KOMPAS/P RADITYA MAHENDRA YASA

Buruh tani memanen padi di Desa Bugis, Kecamatan Ambarawa, Kabupaten Semarang, Jawa Tengah, Jumat (23/11/2018). Harga gabah hasil panen petani di kawasan tersebut dijual Rp 5.000 per kilogram.

 

Upaya pemerintah memperbaiki data produksi beras membuka era baru perencanaan pangan. Langkah audit tersebut perlu dilanjutkan untuk komoditas lain.

Pemerintah, seusai rapat yang dipimpin Wakil Presiden M Jusuf Kalla pada 22 Oktober 2018, mengumumkan luas baku sawah kita berkurang dari 7,75 juta hektar pada tahun 2013 menjadi 7,1 juta hektar pada tahun 2018.

Pengurangan luas sawah sekitar 8 persen ini terjadi di luar Jawa, sementara luas sawah di Jawa justru bertambah 124.445 hektar.

Konsekuensi menurunnya luas sawah adalah lebih rendahnya potensi panen padi tahun 2018, menjadi 10,9 juta hektar, lebih rendah dari proyeksi Kementerian Pertanian (Kementan) seluas 15,99 juta hektar.

Akibatnya, potensi produksi padi juga menyusut menjadi 56,54 juta ton gabah kering giling (GKG) dari proyeksi Kementan 83,03 juta ton GKG.

Tidak akuratnya data produksi padi sudah terjadi sejak akhir tahun 1990-an dan dari waktu ke waktu ketidakakuratan itu kian memburuk. Setidaknya pemerintah telah tiga kali berupaya mengoreksi data tersebut meski tidak diumumkan karena berkonsekuensi pada data ekonomi makro Indonesia.

Meskipun kita telah menduga terjadi ketidakakuratan data produksi beras, pengumuman resmi pemerintah tersebut cukup mengejutkan sekaligus menggembirakan. Disebut menggembirakan sebab data yang akurat adalah dasar membuat perencanaan pembangunan yang baik dan tepat sasaran.

Akurasi data luas lahan pertanian dan produksi pangan semakin mendesak saat ini dan ke depan karena luas lahan pertanian kita terus menyusut akibat diubah untuk peruntukan di luar pertanian.

Pada saat yang sama kita berhadapan dengan kenaikan jumlah penduduk, naiknya kebutuhan lahan untuk selain pertanian, dan perubahan iklim. Karena itu, kita mengharapkan pemerintah juga mengaudit data produksi pangan secara menyeluruh selain luas sawah dan produksi padi.

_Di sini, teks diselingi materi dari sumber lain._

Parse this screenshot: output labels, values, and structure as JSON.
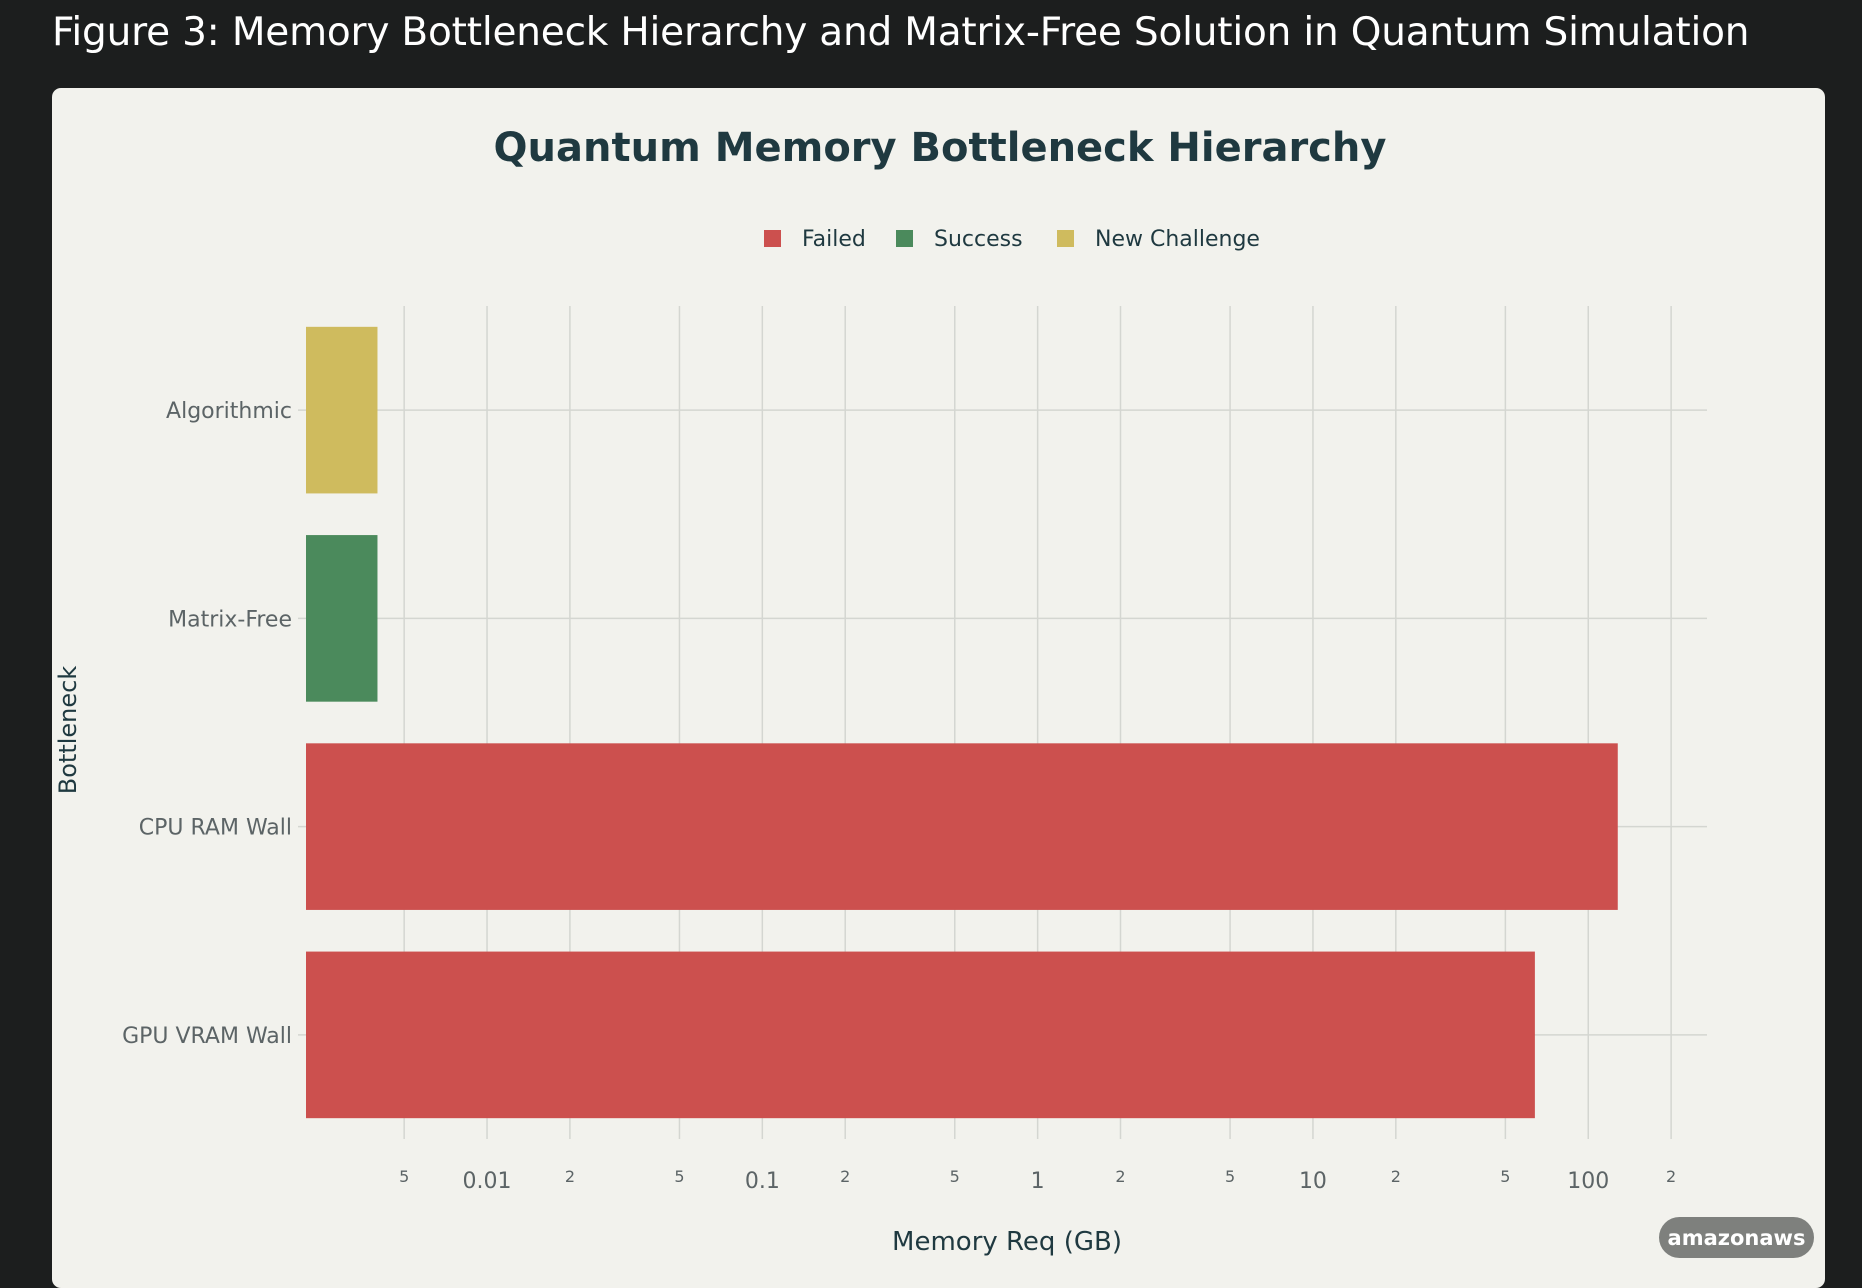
{
  "figure_title": "Figure 3: Memory Bottleneck Hierarchy and Matrix-Free Solution in Quantum Simulation",
  "watermark": "amazonaws",
  "colors": {
    "page_background": "#1c1e1e",
    "card_background": "#f2f2ed",
    "title_text": "#1f3940",
    "failed": "#cc504e",
    "success": "#4b8a5c",
    "new_challenge": "#cfbb5e",
    "grid": "#d4d6d1"
  },
  "chart_data": {
    "type": "bar",
    "orientation": "horizontal",
    "title": "Quantum Memory Bottleneck Hierarchy",
    "xlabel": "Memory Req (GB)",
    "ylabel": "Bottleneck",
    "x_scale": "log",
    "xlim": [
      0.0022,
      270
    ],
    "grid": true,
    "legend_position": "top-center",
    "legend": [
      {
        "name": "Failed",
        "color": "#cc504e"
      },
      {
        "name": "Success",
        "color": "#4b8a5c"
      },
      {
        "name": "New Challenge",
        "color": "#cfbb5e"
      }
    ],
    "categories": [
      "GPU VRAM Wall",
      "CPU RAM Wall",
      "Matrix-Free",
      "Algorithmic"
    ],
    "values": [
      64,
      128,
      0.004,
      0.004
    ],
    "status": [
      "Failed",
      "Failed",
      "Success",
      "New Challenge"
    ],
    "x_ticks": [
      {
        "value": 0.005,
        "label": "5",
        "minor": true
      },
      {
        "value": 0.01,
        "label": "0.01",
        "minor": false
      },
      {
        "value": 0.02,
        "label": "2",
        "minor": true
      },
      {
        "value": 0.05,
        "label": "5",
        "minor": true
      },
      {
        "value": 0.1,
        "label": "0.1",
        "minor": false
      },
      {
        "value": 0.2,
        "label": "2",
        "minor": true
      },
      {
        "value": 0.5,
        "label": "5",
        "minor": true
      },
      {
        "value": 1,
        "label": "1",
        "minor": false
      },
      {
        "value": 2,
        "label": "2",
        "minor": true
      },
      {
        "value": 5,
        "label": "5",
        "minor": true
      },
      {
        "value": 10,
        "label": "10",
        "minor": false
      },
      {
        "value": 20,
        "label": "2",
        "minor": true
      },
      {
        "value": 50,
        "label": "5",
        "minor": true
      },
      {
        "value": 100,
        "label": "100",
        "minor": false
      },
      {
        "value": 200,
        "label": "2",
        "minor": true
      }
    ]
  }
}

Dampak perubahan iklim perlu diwaspadai dan diantisipasi segera. Menghangatnya suhu muka Bumi diperkirakan akan meningkatkan gangguan hama selain perubahan pola iklim.

Padahal, pertanian sangat bergantung pada curah hujan. Begitu juga dengan jumlah penduduk dunia yang terus bertambah di tengah perubahan iklim diperkirakan akan memengaruhi ketersediaan pangan di pasar internasional.

Dengan bermodal data pangan yang akurat, perencanaan pangan ke depan seharusnya menjadi lebih baik. Perencanaan produksi pangan seyogianya tidak hanya berhenti pada produksi di lahan pertanian, tetapi bagaimana pangan sampai ke konsumen yang telah terdiversifikasi berdasarkan tingkat pendapatan, gaya hidup, hingga geografi.